House acts to preserve wild horses

WASHINGTON — Galloping to the aid of the nation’s wild horses and burros, the House voted Friday to rescue them from the possibility of a government-sponsored slaughter and give them millions more acres to roam.

But the effort may get penned up in the Senate.

The bill passed the House, 239-185, with Republican opponents arguing that it underscored wrongheaded Democratic priorities by focusing on animals instead of people at a time when the nation’s unemployment rate is approaching double digits.

An estimated 36,000 wild horses and burros live in 10 Western states. Federal officials estimate that’s about 9,400 more than can exist in balance with other rangeland resources.

Off the range, more than 31,000 other wild horse and burros are cared for in corrals and pastures.

The plan aims to reduce the number of animals kept in holding pens awaiting adoption and to reduce the stress on land currently set aside for them.

Supporters mobilized after the Interior Department announced last year that it might have to kill thousands of healthy wild horses and burros to deal with the growing population on the range and in holding facilities.

Republicans dismissed the measure as welfare for horses, but Rep. Nick Rahall, D-W.Va., said a majority of Americans would not support slaughtering healthy animals or keeping them in holding pens for years at a time.

“The status quo is a national disgrace,” said Rahall, chairman of the Committee on Natural Resources. “It is a disgrace to our heritage.”

However, no comparable bill has been sponsored in the Senate, which doesn’t bode well for final passage of the measure.

Both houses would have to approve the legislation before it could be sent to the White House for President Barack Obama’s consideration.

Some lawmakers from Western states said Congress is mismanaging the nation’s wild horse population by preventing the Bureau of Land Management from keeping populations at a level that’s appropriate for the environment. They maintained that more horses will just make the problem worse.

“This bill is based on emotion and not science,” declared Rep. Cynthia Lummis, R-Wyo., saying the bill would elevate wild horses above threatened and endangered species in her state.

The Congressional Budget Office estimated that enacting the Restore our American Mustangs Act would cost about $200 million over the next five years. Currently, the wild herds roam over about 33 million acres of Western land.

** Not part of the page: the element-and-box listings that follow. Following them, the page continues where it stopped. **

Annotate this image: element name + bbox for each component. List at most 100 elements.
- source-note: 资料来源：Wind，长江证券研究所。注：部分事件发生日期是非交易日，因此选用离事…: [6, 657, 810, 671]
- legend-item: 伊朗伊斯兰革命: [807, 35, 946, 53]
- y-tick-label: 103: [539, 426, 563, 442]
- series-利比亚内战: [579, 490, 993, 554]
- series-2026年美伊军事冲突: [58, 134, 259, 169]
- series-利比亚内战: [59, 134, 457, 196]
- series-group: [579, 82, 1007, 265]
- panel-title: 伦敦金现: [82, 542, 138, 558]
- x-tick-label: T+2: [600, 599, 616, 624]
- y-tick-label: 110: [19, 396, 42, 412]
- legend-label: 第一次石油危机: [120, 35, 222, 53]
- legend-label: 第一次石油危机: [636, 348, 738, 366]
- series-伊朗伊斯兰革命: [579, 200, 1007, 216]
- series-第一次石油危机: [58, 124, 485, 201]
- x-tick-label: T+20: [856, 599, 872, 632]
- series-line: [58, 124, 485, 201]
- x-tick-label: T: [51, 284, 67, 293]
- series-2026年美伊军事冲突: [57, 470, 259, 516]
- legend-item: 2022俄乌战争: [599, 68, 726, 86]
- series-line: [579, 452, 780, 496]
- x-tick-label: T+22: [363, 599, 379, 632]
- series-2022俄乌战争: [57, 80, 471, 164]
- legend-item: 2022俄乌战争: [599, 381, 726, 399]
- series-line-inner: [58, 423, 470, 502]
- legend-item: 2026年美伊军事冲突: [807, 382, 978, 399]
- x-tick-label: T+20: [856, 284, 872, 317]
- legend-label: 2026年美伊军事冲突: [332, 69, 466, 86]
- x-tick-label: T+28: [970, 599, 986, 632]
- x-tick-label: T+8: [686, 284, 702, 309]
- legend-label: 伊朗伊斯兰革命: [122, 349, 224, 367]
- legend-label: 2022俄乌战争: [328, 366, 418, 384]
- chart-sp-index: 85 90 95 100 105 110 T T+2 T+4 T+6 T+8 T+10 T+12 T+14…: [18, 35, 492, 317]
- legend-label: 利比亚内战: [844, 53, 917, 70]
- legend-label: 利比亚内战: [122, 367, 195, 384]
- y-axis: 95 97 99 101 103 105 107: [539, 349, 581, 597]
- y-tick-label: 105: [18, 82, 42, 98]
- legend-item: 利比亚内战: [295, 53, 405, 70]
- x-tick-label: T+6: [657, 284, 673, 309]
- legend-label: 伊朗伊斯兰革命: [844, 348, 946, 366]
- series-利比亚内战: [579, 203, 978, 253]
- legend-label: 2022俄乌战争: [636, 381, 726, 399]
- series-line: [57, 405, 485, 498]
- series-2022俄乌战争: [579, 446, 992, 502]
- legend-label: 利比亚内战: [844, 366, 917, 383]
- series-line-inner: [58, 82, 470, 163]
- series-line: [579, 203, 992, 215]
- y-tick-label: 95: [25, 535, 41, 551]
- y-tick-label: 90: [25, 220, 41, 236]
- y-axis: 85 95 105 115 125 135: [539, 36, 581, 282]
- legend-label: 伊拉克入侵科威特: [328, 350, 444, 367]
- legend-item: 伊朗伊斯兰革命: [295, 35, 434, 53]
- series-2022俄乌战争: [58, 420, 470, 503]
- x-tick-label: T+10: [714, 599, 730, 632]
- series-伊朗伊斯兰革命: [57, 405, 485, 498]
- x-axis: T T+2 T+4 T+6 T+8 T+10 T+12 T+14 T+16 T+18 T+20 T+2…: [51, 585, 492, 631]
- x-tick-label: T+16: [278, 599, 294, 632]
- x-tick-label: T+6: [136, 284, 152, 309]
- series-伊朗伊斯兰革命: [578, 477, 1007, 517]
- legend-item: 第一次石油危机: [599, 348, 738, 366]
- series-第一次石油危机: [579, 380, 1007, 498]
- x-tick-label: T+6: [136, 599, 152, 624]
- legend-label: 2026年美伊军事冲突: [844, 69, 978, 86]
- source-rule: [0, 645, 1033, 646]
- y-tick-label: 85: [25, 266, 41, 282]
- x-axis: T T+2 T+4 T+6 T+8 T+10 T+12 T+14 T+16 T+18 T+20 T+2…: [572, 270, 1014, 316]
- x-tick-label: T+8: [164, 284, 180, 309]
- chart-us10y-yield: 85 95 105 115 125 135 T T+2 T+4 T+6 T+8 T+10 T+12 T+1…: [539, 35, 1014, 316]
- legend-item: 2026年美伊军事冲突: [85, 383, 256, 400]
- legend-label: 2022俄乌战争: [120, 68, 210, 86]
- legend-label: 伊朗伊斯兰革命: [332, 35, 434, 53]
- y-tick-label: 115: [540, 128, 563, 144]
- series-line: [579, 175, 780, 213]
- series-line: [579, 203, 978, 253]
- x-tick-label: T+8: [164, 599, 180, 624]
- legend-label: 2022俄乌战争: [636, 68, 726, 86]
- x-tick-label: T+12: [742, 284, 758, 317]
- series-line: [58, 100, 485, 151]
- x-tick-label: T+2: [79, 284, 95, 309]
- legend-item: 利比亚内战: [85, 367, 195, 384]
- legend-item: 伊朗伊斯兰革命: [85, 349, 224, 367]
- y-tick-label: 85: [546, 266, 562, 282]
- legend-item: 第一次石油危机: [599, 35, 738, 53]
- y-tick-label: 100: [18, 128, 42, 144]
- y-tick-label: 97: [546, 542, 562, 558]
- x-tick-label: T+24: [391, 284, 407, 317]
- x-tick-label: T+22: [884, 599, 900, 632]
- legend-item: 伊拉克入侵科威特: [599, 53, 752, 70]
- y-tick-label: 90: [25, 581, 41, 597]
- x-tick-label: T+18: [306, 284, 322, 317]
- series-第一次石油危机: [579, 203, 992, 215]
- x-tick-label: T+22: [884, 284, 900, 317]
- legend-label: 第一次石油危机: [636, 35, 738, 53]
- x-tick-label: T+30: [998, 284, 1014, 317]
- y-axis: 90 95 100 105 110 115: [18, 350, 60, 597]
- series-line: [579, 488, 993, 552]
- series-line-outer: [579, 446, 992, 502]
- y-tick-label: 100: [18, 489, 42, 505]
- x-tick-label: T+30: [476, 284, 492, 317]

To comply with the bill, the Bureau of Land Management would need to find an additional 20 million acres, primarily after 2013, at a cost of up to $500 million, according the CBO. But Rahall said those estimates don’t reflect new language in the bill that makes adding millions of acres of rangeland a goal rather than a legal requirement.

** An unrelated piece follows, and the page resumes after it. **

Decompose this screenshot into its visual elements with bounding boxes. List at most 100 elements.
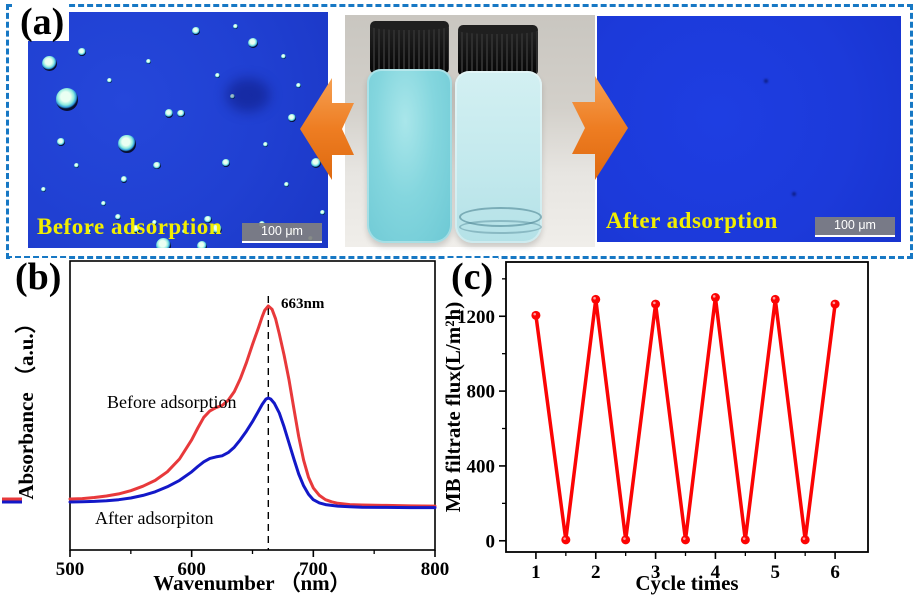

Rahall said the bill would actually save the government money by reducing the amounts now devoted to caring for the animals in corrals and on pastures. He said slaughtering healthy animals to control their population should not be an option.

“How in the world can a federal agency be considering the massive slaughter of animals the law says they are supposed to be protecting?” he said.

While Rahall said the cost estimates were overblown, Republicans weren’t buying it. House Republican leader John Boehner of Ohio said even debating the bill was an insult to people looking for work and small businesses trying to keep their doors open.

“It doesn’t make any sense that we’re debating a welfare program about wild horses when the American people really want to know, ‘where are the jobs?'” Boehner said.

The bill would give the government authority to enter into cooperative agreements to establish wild horse sanctuaries on nonfederal lands. It also would attempt to bolster an adoption program and sterilize more animals.

It would prohibit the killing of healthy wild horses and burros and restrict time spent in holding pens to six months.

The Humane Society of the United States supports the legislation, saying the current program of rounding up wild horses and keeping them in holding pens is a “fiscal and animal care disaster.”

“We have got to get off the current treadmill of spending millions of tax dollars rounding up wild horses and caring for them in captivity, and instead make wider use of fertility control as a humane population management tool,” said Wayne Pacelle, the organization’s president and CEO.

In Friday’s vote, 206 Democrats supported the measure and 47 opposed it. Among Republicans, 33 voted for it and 138 against.